Борис Садовской спросил меня однажды:

— В. Я., что значит «вопинсоманий»?

— Как? что?

— Что значит «вопинсоманий»?

— Откуда вы взяли такое слово?

— Из ваших стихов.

— Что вы говорите! В моих стихах нет ничего подобного.

Оказалось, что в первом издании «Urbi et Orbi» в стихотворении «Лесная дева» есть опечатка. Набор случайно рассыпался уж после того, как листы были «подписаны к печати»; наборщик вставил буквы кое-как и получился стих:

Дыша в бреду огнем вопинсоманий.

В следующем издании книги — в собрании «Пути и перепутья», я, разумеется, исправил этот стих, и в нем стоит, как должно: «огнем воспоминаний», но до сих пор я со стыдом и горем вспоминаю эту опечатку.
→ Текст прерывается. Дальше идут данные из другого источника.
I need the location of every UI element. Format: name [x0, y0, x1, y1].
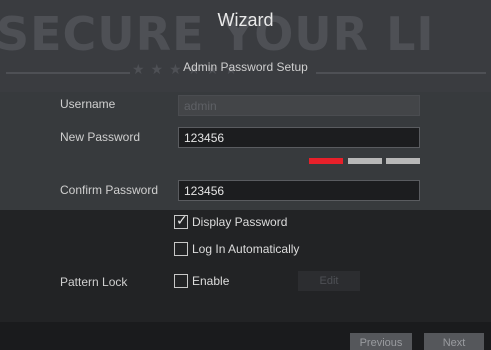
password-strength-bar-3	[386, 158, 420, 164]
confirm-password-input[interactable]: 123456	[178, 180, 420, 201]
new-password-input[interactable]: 123456	[178, 127, 420, 148]
wizard-subtitle: Admin Password Setup	[183, 60, 308, 74]
new-password-label: New Password	[60, 130, 141, 144]
enable-pattern-checkbox[interactable]: Enable	[174, 273, 229, 289]
wizard-footer	[0, 322, 491, 350]
log-in-auto-label: Log In Automatically	[192, 242, 300, 256]
previous-button[interactable]: Previous	[350, 333, 412, 350]
enable-pattern-label: Enable	[192, 274, 230, 288]
pattern-lock-label: Pattern Lock	[60, 275, 128, 289]
wizard-dialog: SECURE YOUR LI ★★★★★★ Wizard Admin Passw…	[0, 0, 491, 350]
wizard-title: Wizard	[217, 10, 274, 30]
edit-pattern-button: Edit	[298, 271, 360, 291]
next-button[interactable]: Next	[424, 333, 484, 350]
log-in-auto-checkbox[interactable]: Log In Automatically	[174, 241, 299, 257]
username-label: Username	[60, 97, 116, 111]
display-password-checkbox[interactable]: ✓ Display Password	[174, 213, 288, 230]
password-strength-bar-2	[348, 158, 382, 164]
display-password-box[interactable]: ✓	[174, 213, 188, 229]
username-field: admin	[178, 95, 420, 116]
confirm-password-label: Confirm Password	[60, 183, 159, 197]
checkmark-icon: ✓	[176, 213, 188, 229]
password-strength-bar-1	[309, 158, 343, 164]
enable-pattern-box[interactable]	[174, 274, 188, 288]
log-in-auto-box[interactable]	[174, 242, 188, 256]
wizard-banner: SECURE YOUR LI ★★★★★★ Wizard Admin Passw…	[0, 0, 491, 92]
display-password-label: Display Password	[192, 215, 288, 229]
Неужели меня считали таким «декадентом», который способен сочинять какие-то безобразные «вопинсоманий»! Неужели до сих пор какие-либо мои читатели искренне думают, что я когда-нибудь говорил об «огне вопинсоманий». Стыдно и горько.

Мораль: прочитывай «чистые листы» печатаемой книги.

Когда мне становится слишком тяжело от слишком явной глупости моих современников, я беру книгу одного из «великих», Гете, или Монтеня, или Данте, или одного из древних, читаю, вижу такие высоты духа, до которых едва мечтаешь достигнуть, и я утешен.

Порой опять гармонией упьюсь,

Над вымыслом слезами обольюсь…

Я этот последний стих Пушкина принимаю буквально. Я верю, что Пушкин реально плакал, плакал слезами «над вымыслом». Ибо я сам слишком хорошо знаю эти слезы над книгой… о, конечно, наедине, в своем кабинете, когда дверь хорошо заперта.

---------------------------------------------------------------------------------

Впервые опубликовано: I — в журн. «София», 1914, № 6; II — в журн. «Москва», 1918, № 1; III — в альманахе «Эпоха», кн. 1. М., 1918; IV — там же, кн. 2. М., 1918; V — в журн. «Москва», 1920, № 4; VI — в журн. «Новый мир», 1934, № 10; VII — в журн. «Огонек», 1949, № 41; VIII — в Избр. соч., II.